Nous avancions à bonne allure et nous étions déjà sortis de San Francisco lorsque je remarquai enfin que Garth et moi n'étions pas les seuls occupants de l'étroit véhicule : deux autres personnes se tassaient au fond, presque invisibles dans le noir. Le village portuaire n'était même plus en vue lorsque le soleil se leva suffisamment pour que je puisse distinguer mes compagnons de voyage - ou peut-être mes yeux s'étaient-ils habitués à la semi-obscurité. San Francisco disparue, le paysage environnant revenait à son état monotone et désertique, aussi m'appliquai-je à détailler plutôt les deux silhouettes inconnues.

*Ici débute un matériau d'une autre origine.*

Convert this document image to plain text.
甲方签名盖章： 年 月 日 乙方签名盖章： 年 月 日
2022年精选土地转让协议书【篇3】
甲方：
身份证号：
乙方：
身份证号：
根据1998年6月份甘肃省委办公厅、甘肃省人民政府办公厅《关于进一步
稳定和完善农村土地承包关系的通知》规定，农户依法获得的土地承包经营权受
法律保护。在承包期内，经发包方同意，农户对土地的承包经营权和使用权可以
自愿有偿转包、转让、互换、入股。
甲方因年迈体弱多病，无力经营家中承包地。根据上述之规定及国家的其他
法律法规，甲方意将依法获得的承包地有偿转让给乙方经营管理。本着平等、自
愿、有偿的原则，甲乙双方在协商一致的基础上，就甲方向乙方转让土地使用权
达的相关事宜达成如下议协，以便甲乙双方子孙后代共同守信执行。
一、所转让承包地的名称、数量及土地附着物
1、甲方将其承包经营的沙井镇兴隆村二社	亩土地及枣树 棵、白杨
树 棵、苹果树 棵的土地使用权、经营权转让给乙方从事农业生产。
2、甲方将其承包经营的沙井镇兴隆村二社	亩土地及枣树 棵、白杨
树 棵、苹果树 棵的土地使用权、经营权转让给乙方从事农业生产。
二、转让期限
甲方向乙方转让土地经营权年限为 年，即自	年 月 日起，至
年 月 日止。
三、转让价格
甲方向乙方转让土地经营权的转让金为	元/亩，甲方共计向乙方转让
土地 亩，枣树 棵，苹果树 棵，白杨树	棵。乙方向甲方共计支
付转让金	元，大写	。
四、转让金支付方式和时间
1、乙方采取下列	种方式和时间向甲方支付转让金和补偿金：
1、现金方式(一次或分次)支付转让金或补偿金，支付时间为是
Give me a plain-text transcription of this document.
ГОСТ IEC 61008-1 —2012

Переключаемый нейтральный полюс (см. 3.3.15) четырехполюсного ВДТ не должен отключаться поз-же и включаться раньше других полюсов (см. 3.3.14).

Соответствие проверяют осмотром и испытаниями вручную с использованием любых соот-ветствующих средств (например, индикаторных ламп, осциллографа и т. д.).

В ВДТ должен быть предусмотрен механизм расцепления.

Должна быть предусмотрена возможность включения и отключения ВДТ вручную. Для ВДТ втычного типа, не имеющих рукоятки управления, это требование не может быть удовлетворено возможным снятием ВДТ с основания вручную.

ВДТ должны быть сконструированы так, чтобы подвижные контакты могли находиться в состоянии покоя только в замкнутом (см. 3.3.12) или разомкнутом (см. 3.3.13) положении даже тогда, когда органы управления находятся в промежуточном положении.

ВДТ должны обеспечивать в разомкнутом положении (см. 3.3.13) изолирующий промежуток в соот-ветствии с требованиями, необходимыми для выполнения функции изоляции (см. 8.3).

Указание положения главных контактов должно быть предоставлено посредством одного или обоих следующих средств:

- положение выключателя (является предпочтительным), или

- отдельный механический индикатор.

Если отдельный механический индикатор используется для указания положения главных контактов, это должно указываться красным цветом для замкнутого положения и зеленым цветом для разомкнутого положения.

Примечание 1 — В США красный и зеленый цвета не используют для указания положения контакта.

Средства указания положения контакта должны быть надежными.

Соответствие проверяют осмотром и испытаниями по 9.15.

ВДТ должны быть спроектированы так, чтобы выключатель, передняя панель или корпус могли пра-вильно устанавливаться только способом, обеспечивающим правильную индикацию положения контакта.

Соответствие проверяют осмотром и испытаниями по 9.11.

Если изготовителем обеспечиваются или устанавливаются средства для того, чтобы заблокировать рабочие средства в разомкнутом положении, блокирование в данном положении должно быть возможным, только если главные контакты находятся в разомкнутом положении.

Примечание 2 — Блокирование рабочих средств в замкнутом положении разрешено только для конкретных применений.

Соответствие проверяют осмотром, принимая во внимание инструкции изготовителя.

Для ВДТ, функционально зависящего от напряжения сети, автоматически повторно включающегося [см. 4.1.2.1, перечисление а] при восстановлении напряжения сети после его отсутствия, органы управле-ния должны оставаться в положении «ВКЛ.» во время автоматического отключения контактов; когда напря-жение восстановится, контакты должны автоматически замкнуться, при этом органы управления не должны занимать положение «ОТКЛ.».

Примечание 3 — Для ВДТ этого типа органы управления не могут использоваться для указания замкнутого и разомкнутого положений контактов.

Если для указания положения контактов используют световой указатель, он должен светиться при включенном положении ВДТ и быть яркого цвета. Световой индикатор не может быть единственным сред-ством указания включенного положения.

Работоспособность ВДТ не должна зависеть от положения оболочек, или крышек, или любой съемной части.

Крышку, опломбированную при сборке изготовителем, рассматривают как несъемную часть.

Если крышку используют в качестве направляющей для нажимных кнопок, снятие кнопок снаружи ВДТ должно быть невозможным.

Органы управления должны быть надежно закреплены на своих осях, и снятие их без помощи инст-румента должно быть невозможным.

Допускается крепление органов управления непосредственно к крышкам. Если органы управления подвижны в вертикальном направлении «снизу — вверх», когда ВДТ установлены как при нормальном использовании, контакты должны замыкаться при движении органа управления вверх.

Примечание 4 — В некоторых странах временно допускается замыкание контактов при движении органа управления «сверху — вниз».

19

L'une d'entre elles appartenait à un homme qui paraissait plus jeune que moi, mais au corps déjà bien plus usé que le mien. Il se tâtait compulsivement le genou gauche avec la régularité de celui qui vérifie qu'un problème ne s'empire pas, et j'en conclus rapidement que son état physique n'était pas au mieux. Son nez m'évoquait une patate écrasée, et son visage globalement bouffi ne présentait aucun autre trait remarquable. L'autre me donna plus de mal et tout comme Garth, j'eus du mal à l'assimiler à un autre être que j'aurais rencontré auparavant. Tout d'abord, il me fallut une bonne dizaine de minutes d'observation pour m'apercevoir que c'était en réalité une femme. Elle dormait profondément depuis mon arrivée. Taille moyenne, visage anguleux et androgyne, vêtements amples qui camouflaient toutes ses potentielles formes, je n'avais pas eu d'indice clair sur son identité féminine dès le début. Sa tête paraissait étrangement proportionnée, comme si elle était trop lourde pour son corps. Son nez crochu occupait une large place sur son visage et l'enlaidissait. La carriole rebondit sur un malheureux caillou placé au milieu de la route et le mouvement brusque l'éveilla ; le commerçant considéra l'instant propice pour quelques présentations.

- Jonathan, voici Lloyd Wilkans et Carrie Lane. Les autres, Jonathan Barrow.

Des hochements de tête et des toussotements discrets tentèrent d'atténuer la gêne caractéristique de la proximité forcée d'inconnus. Nos journées de voyage s'annonçaient déjà bien longues.